What is the most common cause of secondary adrenal insufficiency?

A
  • HPA axis suppression due long term steroid use
  • Pituitary/hypothalamic disease
  • Structural lesions of pituitary or hypothalamus (less common)
40
Q

Clinical presentation of secondary adrenal insufficiency

A

Similar to primary insufficiency except:

  1. No hyperpigmentation: since ACTH levels are normal or low
  2. No dehydration or hyperkalaemia: because aldosterone secretion is intact, which is mediated by RAAS
  3. Hypoglycaemia more common
  4. Clinical manifestations of pituitary or hypothalamic tumour if this is the underlying cause (visual disturbances, headaches, cranial nerve palsies)
41
Q

What is Cushing’s syndrome?

A

Associated with prolonged exposure to elevated levels of glucocorticoids

42
Q

What is the most common cause of Cushing’s syndrome?

A

Exogenous corticosteroid use (IATROGENIC)

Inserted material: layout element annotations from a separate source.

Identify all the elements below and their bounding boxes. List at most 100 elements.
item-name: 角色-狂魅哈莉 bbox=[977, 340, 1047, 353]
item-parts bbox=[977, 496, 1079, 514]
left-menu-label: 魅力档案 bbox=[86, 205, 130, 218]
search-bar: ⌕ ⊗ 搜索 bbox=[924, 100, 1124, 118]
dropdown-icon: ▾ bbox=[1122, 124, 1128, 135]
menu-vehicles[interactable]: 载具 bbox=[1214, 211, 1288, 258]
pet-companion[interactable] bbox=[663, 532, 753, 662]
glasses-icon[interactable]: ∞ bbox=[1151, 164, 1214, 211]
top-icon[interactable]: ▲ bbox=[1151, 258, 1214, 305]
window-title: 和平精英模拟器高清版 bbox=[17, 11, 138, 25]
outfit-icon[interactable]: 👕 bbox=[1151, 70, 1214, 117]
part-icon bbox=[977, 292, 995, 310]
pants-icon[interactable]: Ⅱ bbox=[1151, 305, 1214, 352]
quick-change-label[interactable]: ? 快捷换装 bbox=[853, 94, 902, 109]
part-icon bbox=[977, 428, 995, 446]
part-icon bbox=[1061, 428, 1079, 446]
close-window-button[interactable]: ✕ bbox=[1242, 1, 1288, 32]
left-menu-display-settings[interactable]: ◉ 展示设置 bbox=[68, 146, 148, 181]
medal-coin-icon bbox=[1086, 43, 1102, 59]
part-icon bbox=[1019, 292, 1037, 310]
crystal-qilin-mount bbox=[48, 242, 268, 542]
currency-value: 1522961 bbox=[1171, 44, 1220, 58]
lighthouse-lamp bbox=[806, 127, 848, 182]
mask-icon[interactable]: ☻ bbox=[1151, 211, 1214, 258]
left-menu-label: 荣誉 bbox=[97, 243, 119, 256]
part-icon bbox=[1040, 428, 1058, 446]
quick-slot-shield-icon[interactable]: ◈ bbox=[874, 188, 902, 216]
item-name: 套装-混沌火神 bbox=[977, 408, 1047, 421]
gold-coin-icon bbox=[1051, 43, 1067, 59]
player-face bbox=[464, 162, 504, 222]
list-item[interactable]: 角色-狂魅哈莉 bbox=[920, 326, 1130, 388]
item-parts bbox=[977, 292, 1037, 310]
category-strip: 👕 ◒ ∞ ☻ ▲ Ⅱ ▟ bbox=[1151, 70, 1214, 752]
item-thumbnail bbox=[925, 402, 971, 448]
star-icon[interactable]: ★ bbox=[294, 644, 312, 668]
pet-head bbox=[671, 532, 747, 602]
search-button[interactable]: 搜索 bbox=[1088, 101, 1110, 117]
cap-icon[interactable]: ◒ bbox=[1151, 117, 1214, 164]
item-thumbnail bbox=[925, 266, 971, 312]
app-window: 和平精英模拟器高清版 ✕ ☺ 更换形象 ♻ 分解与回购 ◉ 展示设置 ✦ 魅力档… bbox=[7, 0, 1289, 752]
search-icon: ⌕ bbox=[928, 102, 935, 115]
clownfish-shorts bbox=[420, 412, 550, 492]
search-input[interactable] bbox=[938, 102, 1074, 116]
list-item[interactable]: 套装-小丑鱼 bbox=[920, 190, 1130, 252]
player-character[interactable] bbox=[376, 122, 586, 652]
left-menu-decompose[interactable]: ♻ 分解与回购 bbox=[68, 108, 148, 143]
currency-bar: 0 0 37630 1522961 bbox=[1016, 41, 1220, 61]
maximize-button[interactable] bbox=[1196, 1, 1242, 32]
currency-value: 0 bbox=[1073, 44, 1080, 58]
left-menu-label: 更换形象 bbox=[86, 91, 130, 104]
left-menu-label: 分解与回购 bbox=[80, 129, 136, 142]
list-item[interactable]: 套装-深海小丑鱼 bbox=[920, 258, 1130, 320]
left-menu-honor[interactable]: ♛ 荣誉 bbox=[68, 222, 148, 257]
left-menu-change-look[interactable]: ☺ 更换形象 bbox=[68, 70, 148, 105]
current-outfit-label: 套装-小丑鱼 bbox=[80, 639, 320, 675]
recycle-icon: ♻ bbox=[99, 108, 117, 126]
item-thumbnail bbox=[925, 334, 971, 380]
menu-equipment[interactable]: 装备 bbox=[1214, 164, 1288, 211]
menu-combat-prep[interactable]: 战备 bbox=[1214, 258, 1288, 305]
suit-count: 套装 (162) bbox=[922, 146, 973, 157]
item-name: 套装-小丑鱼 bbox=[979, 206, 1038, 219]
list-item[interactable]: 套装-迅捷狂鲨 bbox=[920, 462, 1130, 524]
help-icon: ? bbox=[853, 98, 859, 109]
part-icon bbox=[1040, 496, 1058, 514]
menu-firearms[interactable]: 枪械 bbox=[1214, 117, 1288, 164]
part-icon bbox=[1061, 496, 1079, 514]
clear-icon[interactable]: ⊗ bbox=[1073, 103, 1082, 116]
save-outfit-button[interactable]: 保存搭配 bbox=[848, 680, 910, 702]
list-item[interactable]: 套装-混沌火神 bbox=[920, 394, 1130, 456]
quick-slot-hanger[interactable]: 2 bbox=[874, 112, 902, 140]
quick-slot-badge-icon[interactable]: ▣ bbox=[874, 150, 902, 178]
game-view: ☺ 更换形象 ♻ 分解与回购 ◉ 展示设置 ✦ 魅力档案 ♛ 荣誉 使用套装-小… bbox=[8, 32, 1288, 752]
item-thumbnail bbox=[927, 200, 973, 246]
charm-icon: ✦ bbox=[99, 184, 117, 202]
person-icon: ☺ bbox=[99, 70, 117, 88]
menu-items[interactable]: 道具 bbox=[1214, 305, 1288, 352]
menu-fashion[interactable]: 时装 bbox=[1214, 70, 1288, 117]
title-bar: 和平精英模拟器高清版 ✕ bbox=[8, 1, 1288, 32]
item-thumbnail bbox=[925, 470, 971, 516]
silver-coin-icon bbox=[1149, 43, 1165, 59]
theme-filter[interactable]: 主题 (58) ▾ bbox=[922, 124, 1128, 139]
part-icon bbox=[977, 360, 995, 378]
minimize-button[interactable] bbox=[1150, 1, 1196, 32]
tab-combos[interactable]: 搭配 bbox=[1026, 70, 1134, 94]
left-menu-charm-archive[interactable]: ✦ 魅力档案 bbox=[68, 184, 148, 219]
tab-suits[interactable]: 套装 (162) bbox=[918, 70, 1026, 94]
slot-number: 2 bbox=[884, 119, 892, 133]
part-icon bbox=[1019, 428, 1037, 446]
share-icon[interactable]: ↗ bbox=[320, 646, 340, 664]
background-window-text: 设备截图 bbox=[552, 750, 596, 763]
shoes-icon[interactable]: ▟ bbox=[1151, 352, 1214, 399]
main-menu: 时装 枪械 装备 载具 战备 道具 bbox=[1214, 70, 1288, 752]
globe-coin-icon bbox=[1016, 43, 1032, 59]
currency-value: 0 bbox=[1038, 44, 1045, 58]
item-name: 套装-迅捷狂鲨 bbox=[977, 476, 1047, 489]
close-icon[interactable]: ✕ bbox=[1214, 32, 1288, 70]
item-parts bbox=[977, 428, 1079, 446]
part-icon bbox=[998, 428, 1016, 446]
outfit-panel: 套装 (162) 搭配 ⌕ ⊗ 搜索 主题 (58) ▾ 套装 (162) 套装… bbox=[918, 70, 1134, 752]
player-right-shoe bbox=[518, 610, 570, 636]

- Causes suppression of the HPA axis which can last as long as a year

43
Q

Clinical features of Cushing’s syndrome

A
  1. Thinning and bruising of the skin
  2. Skin ulcers (poor wound healing)
  3. Central obesity
  4. Buffalo hump: deposition of fat at the back of the neck
  5. Moon face
  6. Osteoporosis: due to high cortisol level
  7. Cardiac hypertrophy
  8. Hirsutism/Dark facial hair (in women)
  9. Muscle wasting in extremities
  10. Abdominal striae (purple)
  11. Amenorrhea (in women)
  12. Erectile dysfunction (men)
44
Q

Difference between Cushing’s disease and Cushing’s syndrome

A

Cushing’s disease = condition due to an ACTH-producing pituitary adenoma causing hypercortisolaemia

Cushing’s syndrome = resulting from ANY cause of hypercortisolism

45
Q

How can Cushing’s syndrome be sub-classed?

A
  1. ACTH dependent
    - This is where the Cushing’s syndrome is driven by >ACTH levels (most common cause of Cushing’s)
    - Pituitary adenoma = 60-70% of these cases
    - Ectopic ACTH production = less common cause of ACTH-dependent Cushing’s
  2. ACTH independent
    - Due to Xs cortisol secretion at the level of the adrenal glands
    - Majority caused by exogenous steroids = 80-90%. Distinguishing feature is that ACTH levels are suppressed
    - Adrenal adenomas/carcinomas = 10-20%
46
Q

Differential diagnoses for Cushing’s syndrome

A
  • Alcoholism
  • Depression
  • Obesity
  • Anorexia
  • Bulimia
47
Q

Screening tests for Cushing’s syndrome

A
  1. 24 hour urine free cortisol
  2. 1mg overnight dexamethasone suppression test
  3. Midnight serum cortisol
  4. Late night salivary cortisol
48
Q

Associated laboratory abnormalities with Cushing’s syndrome

A
  1. Raised WBC
  2. Hyperglycaemia
  3. Hypokalaemic metabolic alkalosis
49
Q

How is the overnight dexamethasone suppression test carried out?

A
  1. Take 1mg dexamethasone at 11pm
  2. Check 9am cortisol
  3. Timing is crucial
  4. In normal individuals, 9am cortisol is <50nmol/L
    - Sensitivity 98% for Cushing’s
    - False positive results, due to: decreased absorption, increased dex clearance (anti-convulsants), increase in CBG (oestrogen), pseudo-cushing’s states
50
Q

What is the treatment for ACTH-dependent Cushing’s?

A
  • The primary treatment for ACTH-dependent Cushing’s is removal of the cortisol producing adenoma
  • Other treatment includes: Adrenalectomy
51
Q

Gold standard treatment for Cushing’s

A

Transsphenoidal surgery, with either:

  1. Microadenomectomy: where an identifiable adenoma is found this can be resected leaving residual tissue of the anterior pituitary
  2. Subtotal resection of the anterior pituitary: used where no identifiable adenoma and no desire for fertility after counselling the patient. There is a risk of hypopituitarism.